All in a day's work for a female blogger: rape threats

From the Sunday papers: Internet trolls cross the line with vile sexual abuse of women writers

LAST UPDATED AT 11:56 ON Sun 6 Nov 2011

ONE OF the internet's dirty little secrets has been revealed as women journalists and bloggers come forward to tell of the rape threats and other sexual abuse they receive from anonymous online commentators on a daily basis.

Columnist Laurie Penny stepped forward with a piece for the Independent on Friday in which she revealed she had been told she ought to "fellate a line of bankers" for her views on the economy – and now other writers including the New Statesman's Helen Lewis-Hasteley have told The Observer they suffer from equally vile attacks.

Caroline Farrow, who as a blogger for Catholic Voices has little or nothing politically in common with Penny or Lewis-Hasteley, quotes a recent commenter who told her: "You're gonna scream when you get yours.

"Fucking slag. Butter wouldn't fucking melt, and you'll cry rape when you get what you've asked for. Bitch."

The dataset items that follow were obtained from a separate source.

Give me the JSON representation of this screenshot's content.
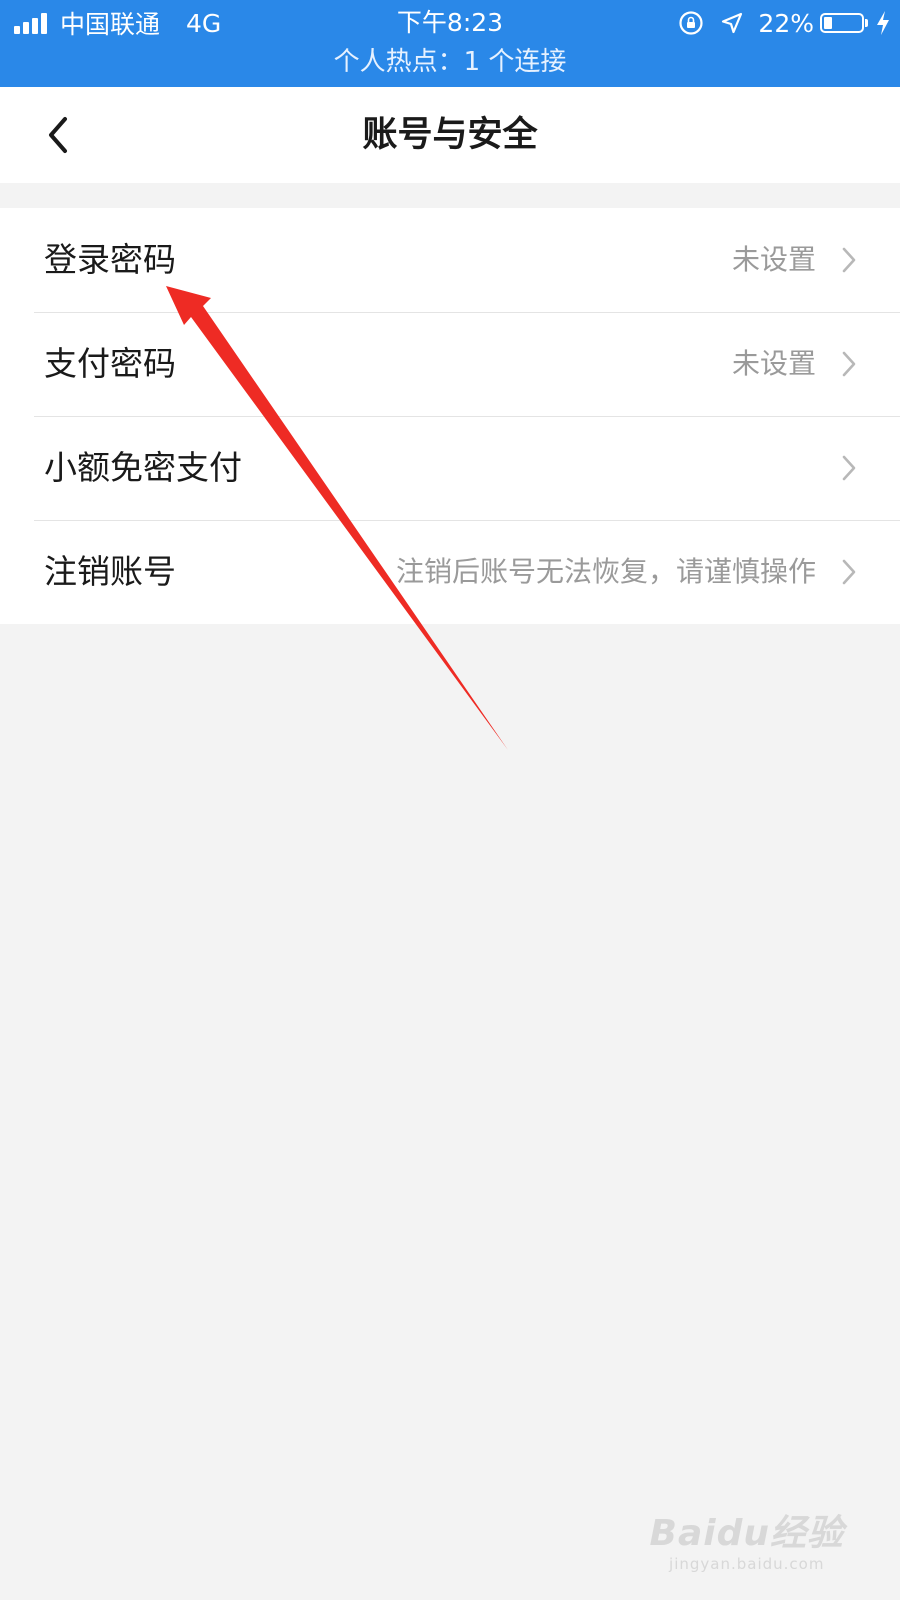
{
  "status_bar": {
    "carrier": "中国联通",
    "network": "4G",
    "time": "下午8:23",
    "battery": "22%",
    "hotspot": "个人热点：1 个连接",
    "signal_icon": "signal-bars-icon",
    "lock_icon": "orientation-lock-icon",
    "location_icon": "location-arrow-icon",
    "charging_icon": "lightning-icon",
    "battery_level": 0.22
  },
  "nav": {
    "back_icon": "chevron-left-icon",
    "title": "账号与安全"
  },
  "list": [
    {
      "label": "登录密码",
      "value": "未设置"
    },
    {
      "label": "支付密码",
      "value": "未设置"
    },
    {
      "label": "小额免密支付",
      "value": ""
    },
    {
      "label": "注销账号",
      "value": "注销后账号无法恢复，请谨慎操作"
    }
  ],
  "watermark": {
    "logo": "Baidu经验",
    "url": "jingyan.baidu.com"
  },
  "colors": {
    "status_bar_bg": "#2a88e8",
    "page_bg": "#f3f3f3",
    "annotation": "#ee2b24"
  }
}
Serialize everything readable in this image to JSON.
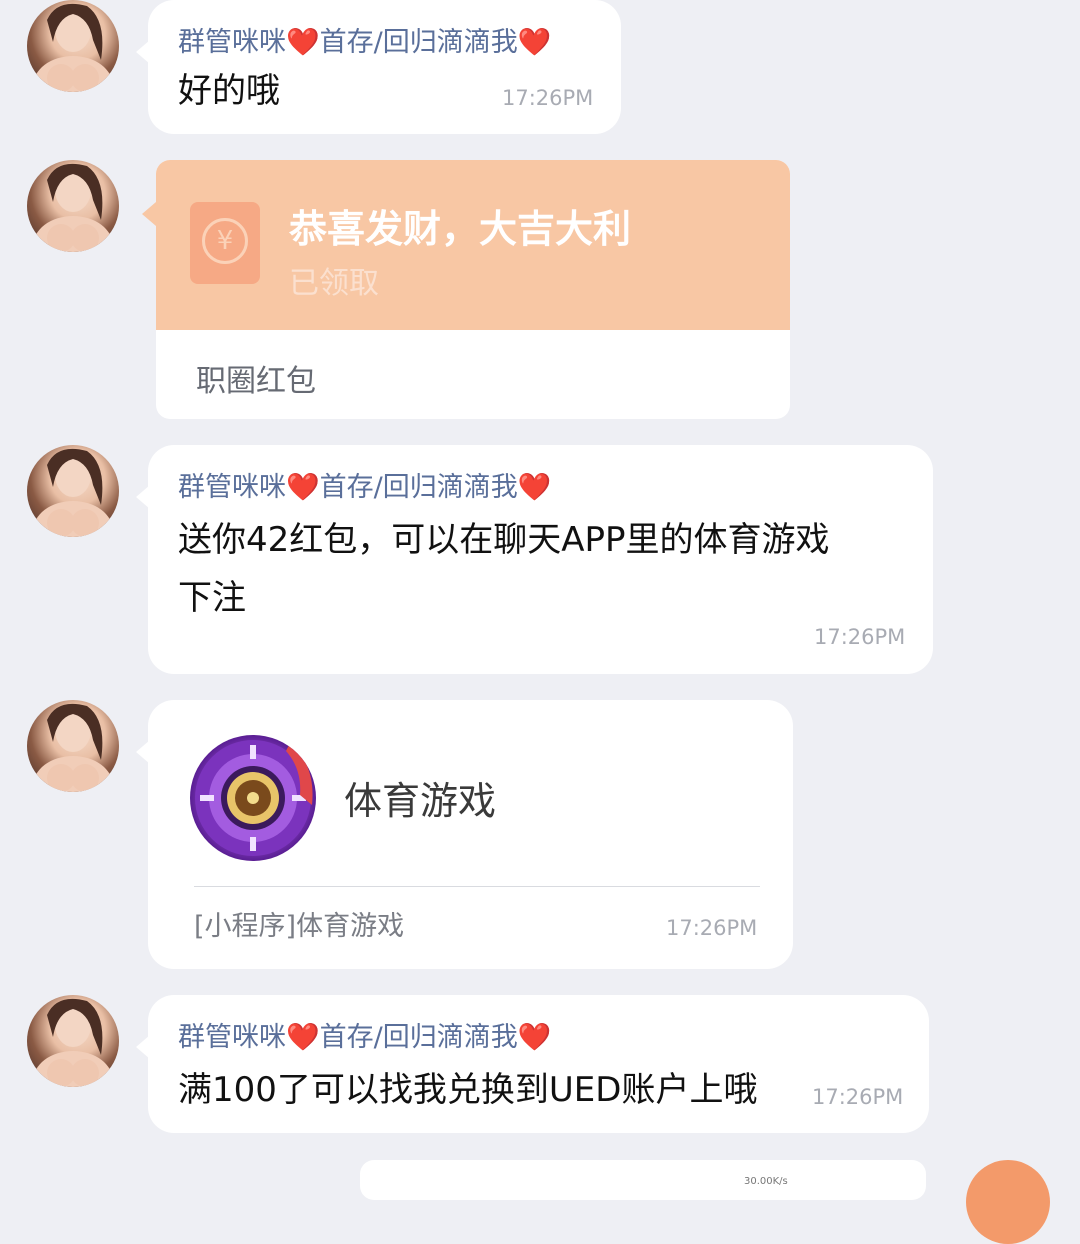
{
  "colors": {
    "background": "#eeeff4",
    "bubble": "#ffffff",
    "sender_name": "#5a6f9a",
    "timestamp": "#a8abb3",
    "red_packet": "#f8c7a4",
    "heart": "#e8262b"
  },
  "messages": [
    {
      "sender": "群管咪咪❤️首存/回归滴滴我❤️",
      "text": "好的哦",
      "time": "17:26PM"
    },
    {
      "red_packet": {
        "title": "恭喜发财，大吉大利",
        "status": "已领取",
        "footer": "职圈红包",
        "icon": "yen-coin-icon"
      }
    },
    {
      "sender": "群管咪咪❤️首存/回归滴滴我❤️",
      "text_line1": "送你42红包，可以在聊天APP里的体育游戏",
      "text_line2": "下注",
      "time": "17:26PM"
    },
    {
      "mini_program": {
        "title": "体育游戏",
        "label": "[小程序]体育游戏",
        "time": "17:26PM",
        "icon": "roulette-chip-icon"
      }
    },
    {
      "sender": "群管咪咪❤️首存/回归滴滴我❤️",
      "text": "满100了可以找我兑换到UED账户上哦",
      "time": "17:26PM"
    }
  ],
  "bottom_partial": {
    "text": "30.00K/s"
  }
}
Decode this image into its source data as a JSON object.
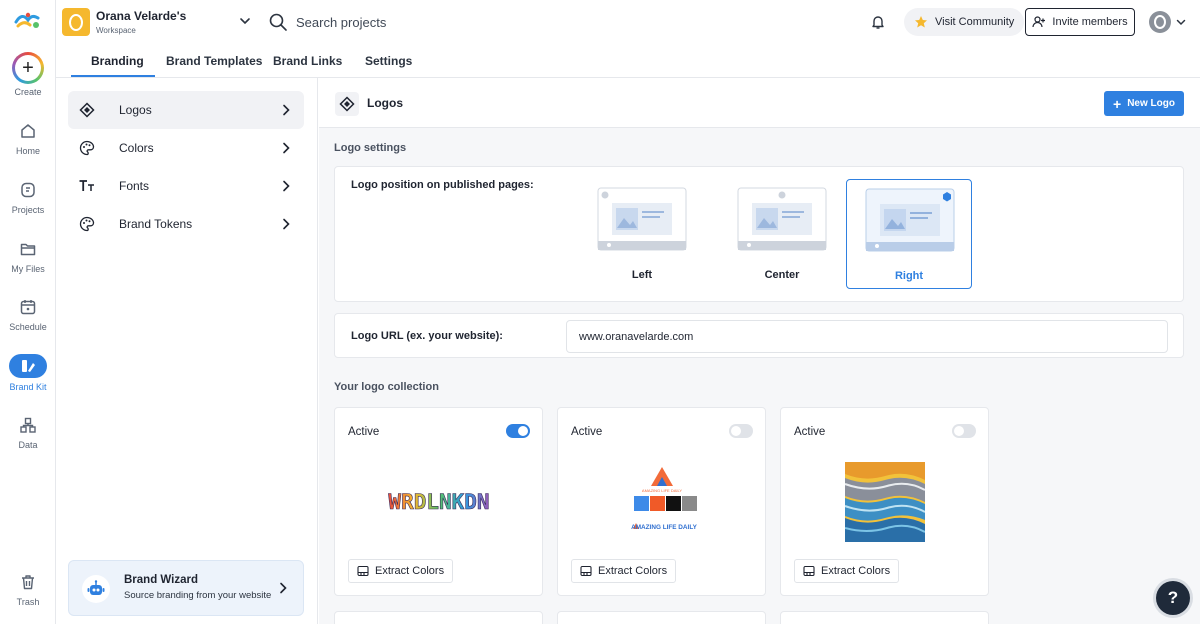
{
  "nav": {
    "items": [
      {
        "label": "Create",
        "icon": "plus-icon"
      },
      {
        "label": "Home",
        "icon": "home-icon"
      },
      {
        "label": "Projects",
        "icon": "projects-icon"
      },
      {
        "label": "My Files",
        "icon": "folder-icon"
      },
      {
        "label": "Schedule",
        "icon": "calendar-icon"
      },
      {
        "label": "Brand Kit",
        "icon": "brand-kit-icon"
      },
      {
        "label": "Data",
        "icon": "data-icon"
      }
    ],
    "trash_label": "Trash"
  },
  "header": {
    "workspace_name": "Orana Velarde's",
    "workspace_sub": "Workspace",
    "search_placeholder": "Search projects",
    "visit_community": "Visit Community",
    "invite_members": "Invite members"
  },
  "tabs": [
    "Branding",
    "Brand Templates",
    "Brand Links",
    "Settings"
  ],
  "sidebar": {
    "items": [
      {
        "label": "Logos",
        "icon": "logo-diamond-icon",
        "active": true
      },
      {
        "label": "Colors",
        "icon": "palette-icon"
      },
      {
        "label": "Fonts",
        "icon": "fonts-icon"
      },
      {
        "label": "Brand Tokens",
        "icon": "palette-icon"
      }
    ],
    "wizard": {
      "title": "Brand Wizard",
      "subtitle": "Source branding from your website"
    }
  },
  "main": {
    "title": "Logos",
    "new_logo_label": "New Logo",
    "logo_settings_label": "Logo settings",
    "position_label": "Logo position on published pages:",
    "position_options": [
      "Left",
      "Center",
      "Right"
    ],
    "selected_position": "Right",
    "url_label": "Logo URL (ex. your website):",
    "url_value": "www.oranavelarde.com",
    "collection_label": "Your logo collection",
    "logos": [
      {
        "status": "Active",
        "enabled": true,
        "extract_label": "Extract Colors",
        "wordmark": "WRDLNKDN"
      },
      {
        "status": "Active",
        "enabled": false,
        "extract_label": "Extract Colors",
        "top_text": "AMAZING LIFE DAILY",
        "bottom_text": "AMAZING LIFE DAILY"
      },
      {
        "status": "Active",
        "enabled": false,
        "extract_label": "Extract Colors"
      }
    ]
  },
  "help_label": "?",
  "colors": {
    "accent": "#2f80e0",
    "toggle_off": "#e0e3e8",
    "help_bg": "#1f2a3a"
  }
}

These threats of rape are in themselves a form of attack, says Susie Orbach. The psychoanalyst and writer told The Observer: "The threat of sexual violence is a violence itself, it's a complete violation and it's meant to shut the people up."

Penny believes there's nothing new about the savage misogyny behind this online 'trolling'. She believes sexualised abuse "has been used to shame and dismiss women's ideas since long before Mary Wollstonecraft was called 'a hyena in petticoats'".

What is new, arriving with the internet, is the directness of communication between the un-named abusers and the women they target. Journalist Linda Grant says she has stopped writing online because of the abuse – in the days of print, "the worst letters were filtered out before they reached me and crucially they were not anonymous".

And Grant is not the only woman who has been prompted to self-censorship for fear of trolling. Feminist writer Natasha Walter says she is "less happy to do as much journalism as I used to" because of the "tone of the debate".